Elle avait vu voler trois éléphants roses dans le ciel du soir.
Laure s’était entrainée toute la journée : brasse le matin dans le grand bassin et après-midi sur le dos. Elle avait mal au bassin, le sien. C’est en nageant sur le dos, qu’au soleil couchant, elle avait vu voler trois éléphants. La tête lui tournait. Pour reprendre pied avec la réalité, elle chercha la tour, qui à son tour, lui joua des tours en se penchant vers elle et lui disant : « L’or du soir voudrait maintenant, ma belle Laure, que tu ailles retrouver Arthur ». Elle écouta la tour et sortit de l’eau.
Elle marcha dans la ville, passa sur le pont où les petites échoppes chantaient et jouaient de la guitare lorsque les Florentins, que l’alcool rendait gais, ramenaient leurs bouteilles à la consigne. Sur la place, les petites maisons faisaient la ronde, guidées par un animateur avec une mandoline.
Le conseil d’administration de Florence trônait sur une estrade bancale.
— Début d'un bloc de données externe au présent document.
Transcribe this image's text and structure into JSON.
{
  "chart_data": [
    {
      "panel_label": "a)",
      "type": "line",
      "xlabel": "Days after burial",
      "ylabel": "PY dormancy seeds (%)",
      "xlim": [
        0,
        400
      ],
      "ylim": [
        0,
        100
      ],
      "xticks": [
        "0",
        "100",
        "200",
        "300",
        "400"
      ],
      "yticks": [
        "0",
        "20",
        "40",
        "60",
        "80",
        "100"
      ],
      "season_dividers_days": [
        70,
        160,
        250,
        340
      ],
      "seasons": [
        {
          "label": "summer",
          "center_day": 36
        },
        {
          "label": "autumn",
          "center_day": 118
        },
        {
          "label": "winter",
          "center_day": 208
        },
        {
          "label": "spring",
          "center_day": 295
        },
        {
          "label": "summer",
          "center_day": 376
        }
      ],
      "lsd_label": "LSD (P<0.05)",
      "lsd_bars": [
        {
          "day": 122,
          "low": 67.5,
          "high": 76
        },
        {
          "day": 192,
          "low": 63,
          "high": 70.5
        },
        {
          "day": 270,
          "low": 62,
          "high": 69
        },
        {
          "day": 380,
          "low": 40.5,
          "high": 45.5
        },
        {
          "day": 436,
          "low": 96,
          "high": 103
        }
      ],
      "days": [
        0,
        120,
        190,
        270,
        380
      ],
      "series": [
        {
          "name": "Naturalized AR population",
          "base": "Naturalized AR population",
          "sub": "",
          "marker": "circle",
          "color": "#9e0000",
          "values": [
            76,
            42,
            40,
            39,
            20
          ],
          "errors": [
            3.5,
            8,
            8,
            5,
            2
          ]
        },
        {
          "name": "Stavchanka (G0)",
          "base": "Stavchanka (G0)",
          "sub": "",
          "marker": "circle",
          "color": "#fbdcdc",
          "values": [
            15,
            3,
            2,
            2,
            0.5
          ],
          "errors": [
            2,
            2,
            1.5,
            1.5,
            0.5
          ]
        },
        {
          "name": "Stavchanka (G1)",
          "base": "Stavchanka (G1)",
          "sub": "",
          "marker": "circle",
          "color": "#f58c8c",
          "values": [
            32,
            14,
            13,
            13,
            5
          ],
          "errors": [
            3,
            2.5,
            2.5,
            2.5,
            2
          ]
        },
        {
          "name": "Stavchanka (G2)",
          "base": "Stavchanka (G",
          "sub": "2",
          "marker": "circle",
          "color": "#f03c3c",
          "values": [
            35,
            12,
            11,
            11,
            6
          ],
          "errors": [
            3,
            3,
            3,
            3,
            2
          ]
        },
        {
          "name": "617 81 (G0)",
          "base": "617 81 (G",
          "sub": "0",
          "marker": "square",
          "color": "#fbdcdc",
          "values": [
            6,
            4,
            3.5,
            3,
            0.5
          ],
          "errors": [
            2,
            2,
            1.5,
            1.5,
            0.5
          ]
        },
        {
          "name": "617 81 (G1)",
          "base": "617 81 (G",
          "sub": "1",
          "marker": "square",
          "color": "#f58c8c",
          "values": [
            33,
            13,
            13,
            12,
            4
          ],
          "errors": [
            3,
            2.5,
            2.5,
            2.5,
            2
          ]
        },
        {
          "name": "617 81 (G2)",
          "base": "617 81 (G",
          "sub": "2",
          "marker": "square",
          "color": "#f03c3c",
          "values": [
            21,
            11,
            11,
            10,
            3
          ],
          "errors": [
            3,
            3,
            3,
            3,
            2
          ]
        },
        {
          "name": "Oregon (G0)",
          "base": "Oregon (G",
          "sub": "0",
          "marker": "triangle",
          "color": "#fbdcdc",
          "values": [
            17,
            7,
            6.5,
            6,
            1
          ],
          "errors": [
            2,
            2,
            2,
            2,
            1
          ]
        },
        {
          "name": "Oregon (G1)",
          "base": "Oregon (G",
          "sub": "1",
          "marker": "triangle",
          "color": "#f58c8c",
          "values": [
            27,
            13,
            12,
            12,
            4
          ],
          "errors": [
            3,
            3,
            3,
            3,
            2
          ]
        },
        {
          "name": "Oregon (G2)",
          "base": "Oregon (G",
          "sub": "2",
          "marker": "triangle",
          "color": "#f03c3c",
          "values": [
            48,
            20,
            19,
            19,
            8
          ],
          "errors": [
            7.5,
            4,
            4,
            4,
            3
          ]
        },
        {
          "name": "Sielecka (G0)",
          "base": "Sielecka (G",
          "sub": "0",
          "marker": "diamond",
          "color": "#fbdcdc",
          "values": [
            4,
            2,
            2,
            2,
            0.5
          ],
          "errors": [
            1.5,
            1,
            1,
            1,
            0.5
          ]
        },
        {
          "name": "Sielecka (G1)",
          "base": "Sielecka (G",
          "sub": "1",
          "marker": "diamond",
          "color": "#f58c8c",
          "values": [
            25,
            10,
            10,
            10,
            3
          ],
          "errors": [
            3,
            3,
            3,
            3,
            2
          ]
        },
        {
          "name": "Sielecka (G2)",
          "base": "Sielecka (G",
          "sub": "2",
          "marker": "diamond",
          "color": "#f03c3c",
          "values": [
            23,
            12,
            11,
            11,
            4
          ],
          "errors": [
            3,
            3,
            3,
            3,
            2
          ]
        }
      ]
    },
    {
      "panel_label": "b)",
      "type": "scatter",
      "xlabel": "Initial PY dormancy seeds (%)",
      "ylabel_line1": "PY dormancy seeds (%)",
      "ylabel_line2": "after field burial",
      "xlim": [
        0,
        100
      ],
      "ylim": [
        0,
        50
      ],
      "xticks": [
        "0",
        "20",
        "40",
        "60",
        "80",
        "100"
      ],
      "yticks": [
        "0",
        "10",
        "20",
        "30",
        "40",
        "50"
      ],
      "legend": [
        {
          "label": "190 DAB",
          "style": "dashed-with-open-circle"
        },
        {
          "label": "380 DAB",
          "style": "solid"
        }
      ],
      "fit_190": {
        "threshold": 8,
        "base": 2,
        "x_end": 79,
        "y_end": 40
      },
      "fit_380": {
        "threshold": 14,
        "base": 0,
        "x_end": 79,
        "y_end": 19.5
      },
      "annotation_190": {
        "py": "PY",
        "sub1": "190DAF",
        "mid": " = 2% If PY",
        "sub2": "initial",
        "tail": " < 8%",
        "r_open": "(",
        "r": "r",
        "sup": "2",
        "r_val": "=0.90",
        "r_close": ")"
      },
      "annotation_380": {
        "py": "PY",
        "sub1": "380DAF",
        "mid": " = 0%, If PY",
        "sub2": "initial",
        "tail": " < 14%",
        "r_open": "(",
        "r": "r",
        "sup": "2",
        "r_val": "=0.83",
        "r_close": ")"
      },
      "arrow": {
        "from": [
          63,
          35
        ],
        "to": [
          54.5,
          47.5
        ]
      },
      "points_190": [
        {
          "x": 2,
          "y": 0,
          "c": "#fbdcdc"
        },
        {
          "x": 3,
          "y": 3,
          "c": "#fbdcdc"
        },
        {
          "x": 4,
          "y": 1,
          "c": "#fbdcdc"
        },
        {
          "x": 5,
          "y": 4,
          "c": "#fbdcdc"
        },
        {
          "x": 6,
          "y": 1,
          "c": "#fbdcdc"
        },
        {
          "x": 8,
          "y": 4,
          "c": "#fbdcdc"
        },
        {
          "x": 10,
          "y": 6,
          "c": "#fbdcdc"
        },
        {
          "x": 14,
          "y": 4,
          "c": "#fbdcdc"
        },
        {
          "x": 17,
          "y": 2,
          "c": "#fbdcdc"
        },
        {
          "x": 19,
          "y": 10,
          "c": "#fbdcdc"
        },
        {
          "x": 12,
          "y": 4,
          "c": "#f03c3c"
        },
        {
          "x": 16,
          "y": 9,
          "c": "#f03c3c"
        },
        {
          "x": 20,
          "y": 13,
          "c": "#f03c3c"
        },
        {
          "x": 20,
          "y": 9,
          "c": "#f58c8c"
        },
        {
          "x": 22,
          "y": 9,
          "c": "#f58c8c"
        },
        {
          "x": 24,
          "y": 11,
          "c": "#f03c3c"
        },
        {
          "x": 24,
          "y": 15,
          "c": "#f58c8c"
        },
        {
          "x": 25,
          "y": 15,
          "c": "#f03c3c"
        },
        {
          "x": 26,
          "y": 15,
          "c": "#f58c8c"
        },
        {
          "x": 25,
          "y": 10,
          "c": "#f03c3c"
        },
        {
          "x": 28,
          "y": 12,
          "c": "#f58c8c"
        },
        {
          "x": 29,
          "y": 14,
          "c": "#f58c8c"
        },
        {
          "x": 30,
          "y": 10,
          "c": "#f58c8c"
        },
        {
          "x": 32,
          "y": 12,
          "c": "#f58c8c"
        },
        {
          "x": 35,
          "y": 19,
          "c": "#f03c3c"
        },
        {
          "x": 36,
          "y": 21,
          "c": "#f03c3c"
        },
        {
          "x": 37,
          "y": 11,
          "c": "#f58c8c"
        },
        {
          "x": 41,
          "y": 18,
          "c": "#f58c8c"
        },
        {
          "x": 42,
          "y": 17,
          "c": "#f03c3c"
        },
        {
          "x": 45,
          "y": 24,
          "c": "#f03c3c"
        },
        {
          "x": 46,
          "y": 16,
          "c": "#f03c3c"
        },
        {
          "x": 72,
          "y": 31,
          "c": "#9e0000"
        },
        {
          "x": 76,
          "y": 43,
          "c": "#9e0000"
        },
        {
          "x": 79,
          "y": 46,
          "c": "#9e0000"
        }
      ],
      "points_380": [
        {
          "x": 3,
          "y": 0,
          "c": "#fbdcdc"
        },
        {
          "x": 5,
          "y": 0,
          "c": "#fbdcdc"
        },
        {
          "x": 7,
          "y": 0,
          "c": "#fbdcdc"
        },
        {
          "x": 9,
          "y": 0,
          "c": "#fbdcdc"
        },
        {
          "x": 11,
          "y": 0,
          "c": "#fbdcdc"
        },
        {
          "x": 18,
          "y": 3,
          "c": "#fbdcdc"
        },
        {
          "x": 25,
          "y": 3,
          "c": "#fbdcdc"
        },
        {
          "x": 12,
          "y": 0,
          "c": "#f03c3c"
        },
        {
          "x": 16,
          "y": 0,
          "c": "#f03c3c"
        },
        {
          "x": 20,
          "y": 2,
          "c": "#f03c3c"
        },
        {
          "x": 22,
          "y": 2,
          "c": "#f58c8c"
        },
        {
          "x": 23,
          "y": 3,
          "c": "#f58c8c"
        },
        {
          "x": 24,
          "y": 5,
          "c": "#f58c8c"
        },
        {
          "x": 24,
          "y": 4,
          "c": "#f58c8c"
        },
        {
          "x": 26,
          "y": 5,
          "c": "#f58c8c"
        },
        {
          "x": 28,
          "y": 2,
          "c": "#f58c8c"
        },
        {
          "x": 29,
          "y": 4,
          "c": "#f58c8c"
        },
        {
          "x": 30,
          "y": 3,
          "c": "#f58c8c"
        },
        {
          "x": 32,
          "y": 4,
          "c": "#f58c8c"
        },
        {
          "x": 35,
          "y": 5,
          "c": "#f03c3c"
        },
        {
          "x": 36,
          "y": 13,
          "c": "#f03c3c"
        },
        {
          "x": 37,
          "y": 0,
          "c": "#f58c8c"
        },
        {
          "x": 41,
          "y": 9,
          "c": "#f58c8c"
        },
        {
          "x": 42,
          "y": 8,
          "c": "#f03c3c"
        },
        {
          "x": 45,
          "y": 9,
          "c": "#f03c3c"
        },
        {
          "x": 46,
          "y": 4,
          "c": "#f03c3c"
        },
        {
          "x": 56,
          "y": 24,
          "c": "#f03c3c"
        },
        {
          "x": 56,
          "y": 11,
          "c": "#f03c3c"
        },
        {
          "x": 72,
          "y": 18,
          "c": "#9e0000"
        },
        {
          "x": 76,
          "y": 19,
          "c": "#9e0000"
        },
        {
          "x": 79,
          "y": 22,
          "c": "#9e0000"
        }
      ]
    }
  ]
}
Il fit stopper la musique et déclara : « Tous et toutes ici sur la place, devez danser ». S’adressant à Laure, il poursuivit : « Mademoiselle, veuillez, s’il vous plaît, onduler du bassin. Si vous n’obtempérez pas, vilaine, vous irez en prison dans cette petite maison. » Laure, qui n’en pouvait plus d’entendre parler de bassin, obéit puis, un peu plus tard, s’enfuit discrètement de la place.
Au détour de la tour, épuisée, elle vit des images défiler devant ses yeux : un gros homme tout nu sur le dos d’une tortue qui bavait, des inventeurs farceurs qui construisaient les maisons des champignons, un Jean-Paul qui s’était fait pape pour l’amour d’une tortue, son amie d’enfance Isaure…
Elle arriva enfin chez elle, prit un bain (dans le petit bain) et se prépara pour aller dormir. Elle salua les champignons rouges qui séchaient en terrasse. C’est alors qu’Arthur entra. La belle dame majestueuse était habillée de dentelles qui magnifiaient son architecture. Il s’avança vers elle et l’enlaça. Dehors, plic, ploc, plonk et replonk, quelques gouttes de pluie se mirent à tomber. Ils se dirigèrent vers la terrasse. A côté d’elle, il ne resta pas de glace et commença à fondre.
Elle regarda, au-dessous, les toits : « Quelle belle ville, j’en… J’en ai une impression toute bizarre, j’ai l’impression de flotter… Et toi ? » Arthur lui répondit : « Je me la suis coulé douce aujourd’hui… Ma Laure, mon or, j’aime avec toi l’aurore, euh, tu viens, on dort ? »
Ce jour-là débutèrent les carrières d’Arthur et de Laure, deux jeunes Florentins sur leur terrasse, capturés au moment où ils s’embrassaient dans un filet fait de la dentelle des éléphantes infantes de la couronne royale de Florence.